India’s Long Term Low Emissions and Development Strategy (LT LEDS), released recently at COP27 in Sharm el-Sheikh, lays out a long-term plan on how the country will achieve its emission reduction goals. It is remarkable for the gamut of sectors that it covers, and perhaps spells out India’s position on the climate question more cogently than any recent policy document.

India’s positioning, both in the report and in statements made by Environment Minister Bhupender Yadav, is clear: first, its energy security as a developing country cannot be sacrificed; second, it has walked the talk on green energy transition and will continue to do so; and finally, ‘climate justice’ must play out, not just in terms of the developed world (which accounts for most of the stock of carbon in the atmosphere since the dawn of the industrial era) clearly spelling out emission goals, but also paying up for the rest of the world. By having set up renewables, including hydro, to the extent of 40 per cent of its installed capacity, India has shown that it takes its responsibilities seriously, despite not being a historical polluter. It has earned the right to push the envelope on climate finance.

The report explains how India’s greening plan goes beyond renewables to cover a gamut of areas. These are: green hydrogen fuel and ethanol blending to decarbonise transport, besides increasing electric vehicle use; green building codes to reform urban spaces; creating a ‘circular economy’ in steel, cement and aluminium, and enhancing the carbon credit system; transiting to smart grids; enhancing forest cover; and cleaning up the coal sector through ‘carbon capture, use and storage’ (CCUS) and ‘coal gasification’. The last is notable because it underscores India’s need for coal (it is expected to account for 50 per cent of power generated in 2030, against 75 per cent today), and therefore the effort to use it in the best way possible. However, the report is not optimistic about CCUS prospects globally, which implies that coal gasification will be important.
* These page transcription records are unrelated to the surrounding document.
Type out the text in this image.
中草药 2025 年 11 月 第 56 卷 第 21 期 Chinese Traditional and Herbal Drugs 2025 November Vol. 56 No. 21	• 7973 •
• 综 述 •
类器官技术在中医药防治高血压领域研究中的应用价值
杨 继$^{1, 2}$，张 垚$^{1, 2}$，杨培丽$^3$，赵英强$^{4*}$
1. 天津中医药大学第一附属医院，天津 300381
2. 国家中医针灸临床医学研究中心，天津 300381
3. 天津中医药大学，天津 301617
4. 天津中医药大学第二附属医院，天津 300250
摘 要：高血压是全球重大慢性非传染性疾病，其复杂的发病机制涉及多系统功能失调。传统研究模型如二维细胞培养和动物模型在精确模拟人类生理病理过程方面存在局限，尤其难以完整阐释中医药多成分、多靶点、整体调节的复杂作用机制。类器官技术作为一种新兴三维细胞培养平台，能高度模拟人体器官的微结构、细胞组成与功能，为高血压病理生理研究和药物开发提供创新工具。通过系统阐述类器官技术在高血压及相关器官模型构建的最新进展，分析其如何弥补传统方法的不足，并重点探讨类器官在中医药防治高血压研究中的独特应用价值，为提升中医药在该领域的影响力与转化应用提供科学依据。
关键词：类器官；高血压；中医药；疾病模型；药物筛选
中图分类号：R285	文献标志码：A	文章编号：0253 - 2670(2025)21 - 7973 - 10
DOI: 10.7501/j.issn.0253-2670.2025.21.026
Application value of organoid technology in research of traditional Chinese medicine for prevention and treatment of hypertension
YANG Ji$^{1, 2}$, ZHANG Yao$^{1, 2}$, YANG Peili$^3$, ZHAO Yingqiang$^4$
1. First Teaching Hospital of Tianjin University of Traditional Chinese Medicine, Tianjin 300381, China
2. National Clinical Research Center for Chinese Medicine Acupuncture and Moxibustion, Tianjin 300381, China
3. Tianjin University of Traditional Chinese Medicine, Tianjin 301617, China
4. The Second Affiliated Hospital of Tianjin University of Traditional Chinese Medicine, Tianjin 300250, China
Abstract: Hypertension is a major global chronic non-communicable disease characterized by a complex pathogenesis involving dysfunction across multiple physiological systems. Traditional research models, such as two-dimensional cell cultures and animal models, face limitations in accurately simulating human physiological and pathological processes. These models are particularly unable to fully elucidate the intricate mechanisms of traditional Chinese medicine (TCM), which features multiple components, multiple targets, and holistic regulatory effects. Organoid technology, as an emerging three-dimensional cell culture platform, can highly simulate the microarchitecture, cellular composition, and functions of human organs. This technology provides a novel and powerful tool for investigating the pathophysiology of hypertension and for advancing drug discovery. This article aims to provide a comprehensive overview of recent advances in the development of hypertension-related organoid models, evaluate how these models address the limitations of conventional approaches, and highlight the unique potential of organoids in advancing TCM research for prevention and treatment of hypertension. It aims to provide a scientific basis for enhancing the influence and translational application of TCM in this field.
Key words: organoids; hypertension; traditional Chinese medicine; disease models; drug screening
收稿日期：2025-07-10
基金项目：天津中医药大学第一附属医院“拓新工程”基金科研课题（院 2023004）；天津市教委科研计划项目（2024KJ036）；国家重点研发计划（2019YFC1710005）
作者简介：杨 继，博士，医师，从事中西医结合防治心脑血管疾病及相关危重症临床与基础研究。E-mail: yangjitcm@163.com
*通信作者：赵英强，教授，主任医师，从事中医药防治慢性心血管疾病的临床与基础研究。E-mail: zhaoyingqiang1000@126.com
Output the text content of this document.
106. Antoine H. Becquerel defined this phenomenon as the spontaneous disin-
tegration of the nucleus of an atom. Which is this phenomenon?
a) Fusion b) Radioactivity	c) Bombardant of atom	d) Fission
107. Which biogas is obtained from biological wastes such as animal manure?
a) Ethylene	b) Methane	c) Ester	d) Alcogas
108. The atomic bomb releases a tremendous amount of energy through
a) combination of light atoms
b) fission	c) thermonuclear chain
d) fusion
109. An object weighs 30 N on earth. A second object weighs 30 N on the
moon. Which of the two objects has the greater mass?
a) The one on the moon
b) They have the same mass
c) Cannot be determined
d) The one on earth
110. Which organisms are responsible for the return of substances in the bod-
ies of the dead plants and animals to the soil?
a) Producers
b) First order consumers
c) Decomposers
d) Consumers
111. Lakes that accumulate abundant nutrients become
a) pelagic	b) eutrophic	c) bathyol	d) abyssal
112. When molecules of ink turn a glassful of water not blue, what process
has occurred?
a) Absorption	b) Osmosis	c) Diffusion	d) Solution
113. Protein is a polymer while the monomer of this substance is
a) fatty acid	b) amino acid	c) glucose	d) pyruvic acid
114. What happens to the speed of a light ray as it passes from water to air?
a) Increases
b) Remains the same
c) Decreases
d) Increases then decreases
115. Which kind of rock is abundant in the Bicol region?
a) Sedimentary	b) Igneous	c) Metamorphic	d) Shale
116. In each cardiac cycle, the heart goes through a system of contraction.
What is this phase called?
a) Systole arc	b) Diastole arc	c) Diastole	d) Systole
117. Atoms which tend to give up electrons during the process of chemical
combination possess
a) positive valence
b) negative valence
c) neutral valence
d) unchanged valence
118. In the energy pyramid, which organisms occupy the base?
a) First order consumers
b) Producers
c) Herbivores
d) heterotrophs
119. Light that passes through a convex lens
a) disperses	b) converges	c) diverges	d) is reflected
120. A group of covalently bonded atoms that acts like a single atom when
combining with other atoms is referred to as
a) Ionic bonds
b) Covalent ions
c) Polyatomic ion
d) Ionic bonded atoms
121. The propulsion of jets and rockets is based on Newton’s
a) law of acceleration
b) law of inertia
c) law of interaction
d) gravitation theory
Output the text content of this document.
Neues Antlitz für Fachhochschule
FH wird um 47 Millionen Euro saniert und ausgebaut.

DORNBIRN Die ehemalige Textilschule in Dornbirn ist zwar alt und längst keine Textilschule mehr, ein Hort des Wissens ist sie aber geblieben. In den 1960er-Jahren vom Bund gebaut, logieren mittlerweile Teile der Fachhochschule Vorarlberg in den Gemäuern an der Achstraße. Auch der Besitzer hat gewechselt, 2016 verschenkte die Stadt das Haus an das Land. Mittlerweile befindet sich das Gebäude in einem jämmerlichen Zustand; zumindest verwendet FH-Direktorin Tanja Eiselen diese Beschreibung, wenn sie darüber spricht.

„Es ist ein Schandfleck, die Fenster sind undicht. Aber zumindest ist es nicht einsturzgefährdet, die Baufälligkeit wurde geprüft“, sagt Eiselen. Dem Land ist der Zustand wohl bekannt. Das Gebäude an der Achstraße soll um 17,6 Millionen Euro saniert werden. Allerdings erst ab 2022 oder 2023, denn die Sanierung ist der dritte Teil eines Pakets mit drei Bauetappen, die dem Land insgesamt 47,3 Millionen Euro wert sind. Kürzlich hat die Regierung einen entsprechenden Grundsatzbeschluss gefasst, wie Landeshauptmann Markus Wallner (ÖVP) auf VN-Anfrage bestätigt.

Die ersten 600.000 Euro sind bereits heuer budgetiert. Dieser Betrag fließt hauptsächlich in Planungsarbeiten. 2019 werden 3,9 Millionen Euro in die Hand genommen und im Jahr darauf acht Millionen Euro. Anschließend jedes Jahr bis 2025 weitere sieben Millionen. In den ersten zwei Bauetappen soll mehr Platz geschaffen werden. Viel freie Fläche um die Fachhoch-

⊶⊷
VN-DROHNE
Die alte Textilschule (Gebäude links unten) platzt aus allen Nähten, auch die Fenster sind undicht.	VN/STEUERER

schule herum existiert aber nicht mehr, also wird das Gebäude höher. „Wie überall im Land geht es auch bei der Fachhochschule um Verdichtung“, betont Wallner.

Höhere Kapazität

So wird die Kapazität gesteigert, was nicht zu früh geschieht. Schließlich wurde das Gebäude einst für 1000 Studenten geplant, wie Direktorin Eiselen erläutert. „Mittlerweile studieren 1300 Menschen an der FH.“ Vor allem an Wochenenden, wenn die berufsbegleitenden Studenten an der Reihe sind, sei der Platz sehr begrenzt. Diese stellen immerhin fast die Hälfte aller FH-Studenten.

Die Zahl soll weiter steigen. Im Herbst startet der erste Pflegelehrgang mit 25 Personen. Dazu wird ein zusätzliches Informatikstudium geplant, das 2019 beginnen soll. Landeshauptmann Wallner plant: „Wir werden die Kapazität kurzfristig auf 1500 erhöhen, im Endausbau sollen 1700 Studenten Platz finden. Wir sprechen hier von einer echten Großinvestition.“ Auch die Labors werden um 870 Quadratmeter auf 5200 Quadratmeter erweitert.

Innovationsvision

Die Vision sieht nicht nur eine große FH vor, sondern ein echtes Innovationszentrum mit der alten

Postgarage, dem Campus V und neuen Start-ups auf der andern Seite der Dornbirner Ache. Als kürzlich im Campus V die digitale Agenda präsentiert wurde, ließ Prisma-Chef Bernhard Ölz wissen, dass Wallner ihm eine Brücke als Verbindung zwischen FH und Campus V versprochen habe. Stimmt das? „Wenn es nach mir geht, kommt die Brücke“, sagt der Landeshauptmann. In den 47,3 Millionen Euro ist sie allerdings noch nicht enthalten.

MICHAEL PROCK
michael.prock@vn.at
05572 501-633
But the catch is that India would require “tens of trillions of dollars by 2050” to transform systems. These are funds for mitigation (long term low carbon strategy) alone, whereas India and the rest of the developing world need funds for adaptation (dealing with the immediate effects of climate change). According to the UNEP, estimates of adaptation finance for developing countries could reach $300 billion by 2030 and $500 billion by 2050. Whichever way one looks at it, there’s no money being put up on the table. Even as global systems remain unresponsive, India should consider channelising CSR funds more creatively into adaptation projects. Above all, it should ramp up its ambitions with respect to protecting forest cover as a carbon sink, as well as its renewables targets. The report’s claims on the former are not convincing. As for renewables, India is on course to meeting current targets. Besides, renewables have an important a role to play in energy security.